Lansing, Michigan based Niowave is developing superconducting electron linear accelerators for medical radioisotope production. NorthStar - based in Beloit, Wisconsin - is developing two processes to produce Mo-99 without using HEU. In the short term, it is working to use the Missouri University Research Reactor (MURR) to irradiate Mo-98 targets to produce Mo-99, and in the longer term it is developing a method to produce the isotope using a linear accelerator. Shine is constructing a facility in Janesville, Wisconsin, which will produce medically important isotopes.
Negotiations for a fourth cooperative agreement with Northwest Medical Isotopes (NWMI), located in Corvallis, Oregon are ongoing, NNSA said. NWMI has licensed technology from Oregon State University for new low-enriched uranium (LEU) targets for use in Triga research reactors. NWMI - based in Corvallis, Oregon - has already notified the US Nuclear Regulatory Commission of its intention to submit an application for a construction licence for a facility which would produce the targets, ship them to a network of university research reactors where they would be irradiated, and process the returned irradiated targets to recover the Mo-99.
“Mo-99 is a critical medical isotope that empowers us to fight back against heart disease and cancer,” said Lisa Gordon-Hagerty, DOE under secretary for nuclear security and NNSA administrator. “These agreements will facilitate its domestic production without highly enriched uranium, greatly reducing the potential for proliferation of nuclear materials.”
Shine applies for licence
NNSA's announcement of the awards came the same day as Shine Medical Technologies submitted an application to the NRC for an operating licence for its new facility in Janesville. In addition to Mo-99, the facility will also produce other medical isotopes, including iodine-131 and xenon-133.
In 2016, Shine received regulatory approval to construct its production facility. It broke ground on the plant in May, with commercial production scheduled to begin in 2021.

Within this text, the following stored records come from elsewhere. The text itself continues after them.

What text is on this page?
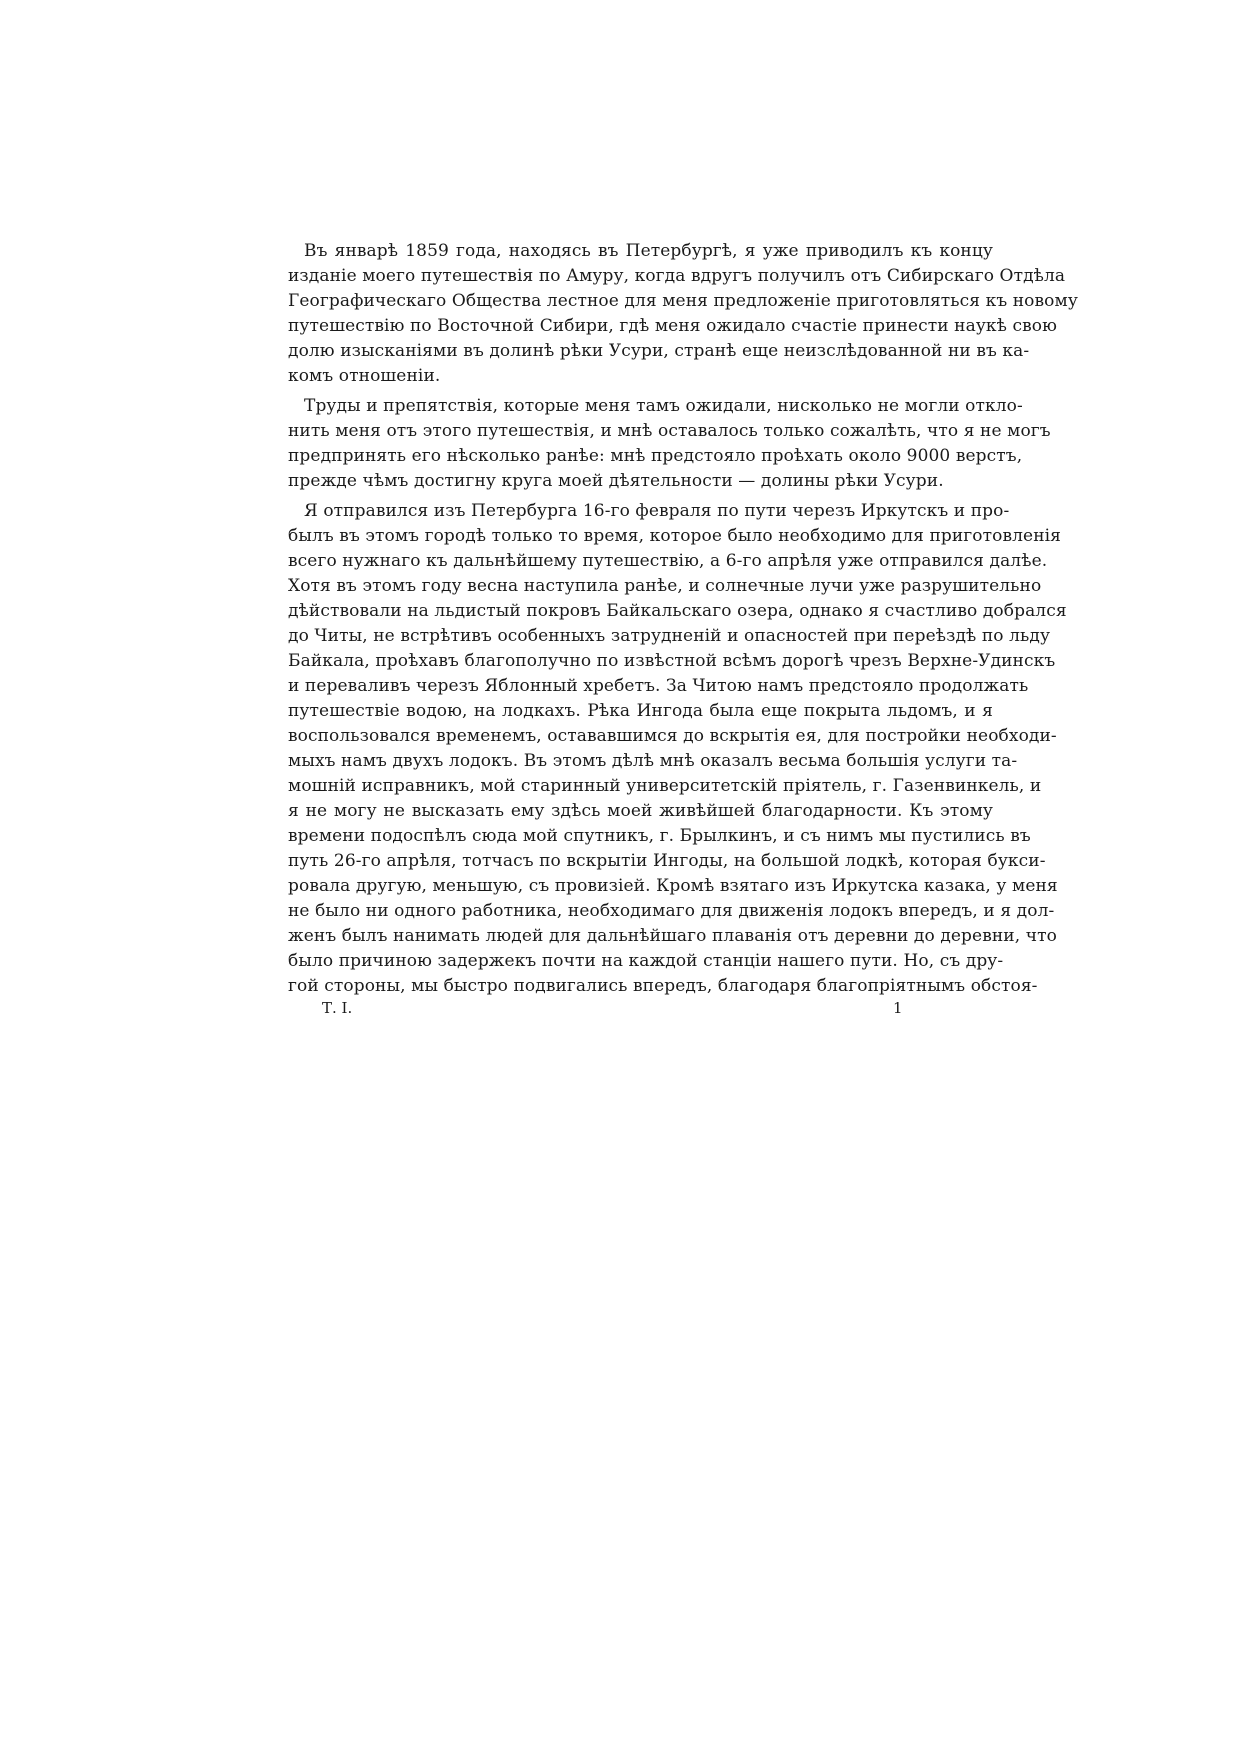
Въ январѣ 1859 года, находясь въ Петербургѣ, я уже приводилъ къ концу
изданіе моего путешествія по Амуру, когда вдругъ получилъ отъ Сибирскаго Отдѣла
Географическаго Общества лестное для меня предложеніе приготовляться къ новому
путешествію по Восточной Сибири, гдѣ меня ожидало счастіе принести наукѣ свою
долю изысканіями въ долинѣ рѣки Усури, странѣ еще неизслѣдованной ни въ ка-
комъ отношеніи.
Труды и препятствія, которые меня тамъ ожидали, нисколько не могли откло-
нить меня отъ этого путешествія, и мнѣ оставалось только сожалѣть, что я не могъ
предпринять его нѣсколько ранѣе: мнѣ предстояло проѣхать около 9000 верстъ,
прежде чѣмъ достигну круга моей дѣятельности — долины рѣки Усури.
Я отправился изъ Петербурга 16-го февраля по пути черезъ Иркутскъ и про-
былъ въ этомъ городѣ только то время, которое было необходимо для приготовленія
всего нужнаго къ дальнѣйшему путешествію, а 6-го апрѣля уже отправился далѣе.
Хотя въ этомъ году весна наступила ранѣе, и солнечные лучи уже разрушительно
дѣйствовали на льдистый покровъ Байкальскаго озера, однако я счастливо добрался
до Читы, не встрѣтивъ особенныхъ затрудненій и опасностей при переѣздѣ по льду
Байкала, проѣхавъ благополучно по извѣстной всѣмъ дорогѣ чрезъ Верхне-Удинскъ
и переваливъ черезъ Яблонный хребетъ. За Читою намъ предстояло продолжать
путешествіе водою, на лодкахъ. Рѣка Ингода была еще покрыта льдомъ, и я
воспользовался временемъ, остававшимся до вскрытія ея, для постройки необходи-
мыхъ намъ двухъ лодокъ. Въ этомъ дѣлѣ мнѣ оказалъ весьма большія услуги та-
мошній исправникъ, мой старинный университетскій пріятель, г. Газенвинкель, и
я не могу не высказать ему здѣсь моей живѣйшей благодарности. Къ этому
времени подоспѣлъ сюда мой спутникъ, г. Брылкинъ, и съ нимъ мы пустились въ
путь 26-го апрѣля, тотчасъ по вскрытіи Ингоды, на большой лодкѣ, которая букси-
ровала другую, меньшую, съ провизіей. Кромѣ взятаго изъ Иркутска казака, у меня
не было ни одного работника, необходимаго для движенія лодокъ впередъ, и я дол-
женъ былъ нанимать людей для дальнѣйшаго плаванія отъ деревни до деревни, что
было причиною задержекъ почти на каждой станціи нашего пути. Но, съ дру-
гой стороны, мы быстро подвигались впередъ, благодаря благопріятнымъ обстоя-
Т. I.	1
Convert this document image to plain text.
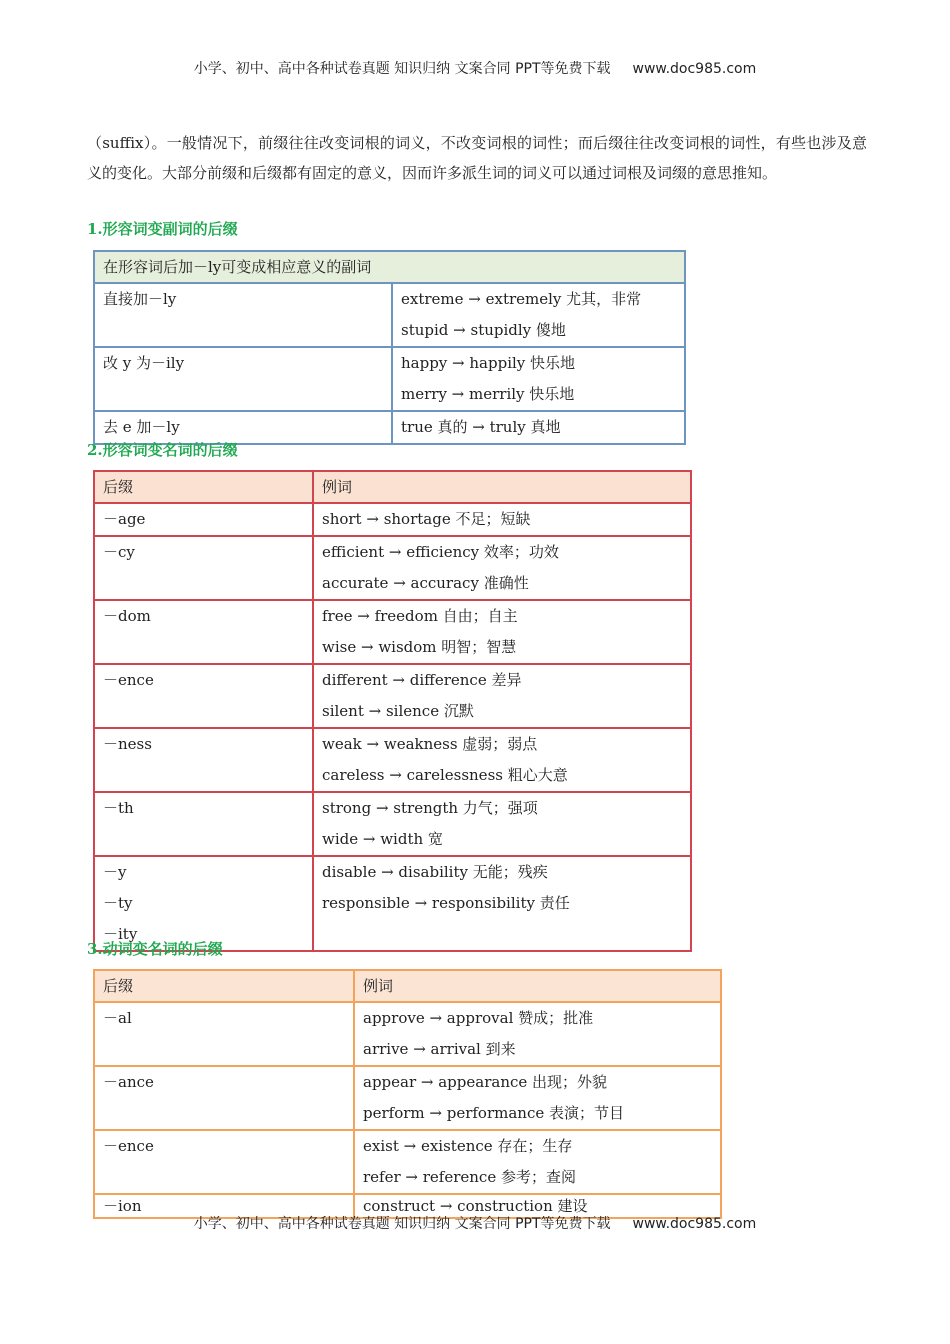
小学、初中、高中各种试卷真题 知识归纳 文案合同 PPT等免费下载 www.doc985.com

（suffix）。一般情况下，前缀往往改变词根的词义，不改变词根的词性；而后缀往往改变词根的词性，有些也涉及意义的变化。大部分前缀和后缀都有固定的意义，因而许多派生词的词义可以通过词根及词缀的意思推知。

1.形容词变副词的后缀

在形容词后加－ly可变成相应意义的副词	

直接加－ly	extreme → extremely 尤其，非常
stupid → stupidly 傻地

改 y 为－ily	happy → happily 快乐地
merry → merrily 快乐地

去 e 加－ly	true 真的 → truly 真地

2.形容词变名词的后缀

后缀	例词

－age	short → shortage 不足；短缺

－cy	efficient → efficiency 效率；功效
accurate → accuracy 准确性

－dom	free → freedom 自由；自主
wise → wisdom 明智；智慧

－ence	different → difference 差异
silent → silence 沉默

－ness	weak → weakness 虚弱；弱点
careless → carelessness 粗心大意

－th	strong → strength 力气；强项
wide → width 宽

－y
－ty
－ity	disable → disability 无能；残疾
responsible → responsibility 责任

3.动词变名词的后缀

后缀	例词

－al	approve → approval 赞成；批准
arrive → arrival 到来

－ance	appear → appearance 出现；外貌
perform → performance 表演；节目

－ence	exist → existence 存在；生存
refer → reference 参考；查阅

－ion	construct → construction 建设
小学、初中、高中各种试卷真题 知识归纳 文案合同 PPT等免费下载 www.doc985.com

“Completing our NRC operating licence application signals the transition of our efforts to establish a secure global supply of medical isotopes from the design and engineering phase to the construction and delivery phase,” said Greg Piefer, founder and CEO of Shine. “This required an extraordinary effort by our world-class team, including more than 150,000 person-hours of work. Time and time again, they have stepped up and delivered high-quality products, demonstrating Shine’s commitment to supplying lifesaving medical tracers and therapeutics to an underserved and growing global market.”
The company said the Janesville facility "will be the first of its kind in the world, utilising the company’s patented technology".
“Shine’s fusion-fission technology enables us to produce Mo-99 more safely, cleanly and efficiently than conventional reactor-based technologies,” said Piefer. “The completion of this milestone should signal to the market that Shine is on track to help end isotope shortages once the Janesville production facility, capable of producing more than one-third of global demand for Mo-99, is online.”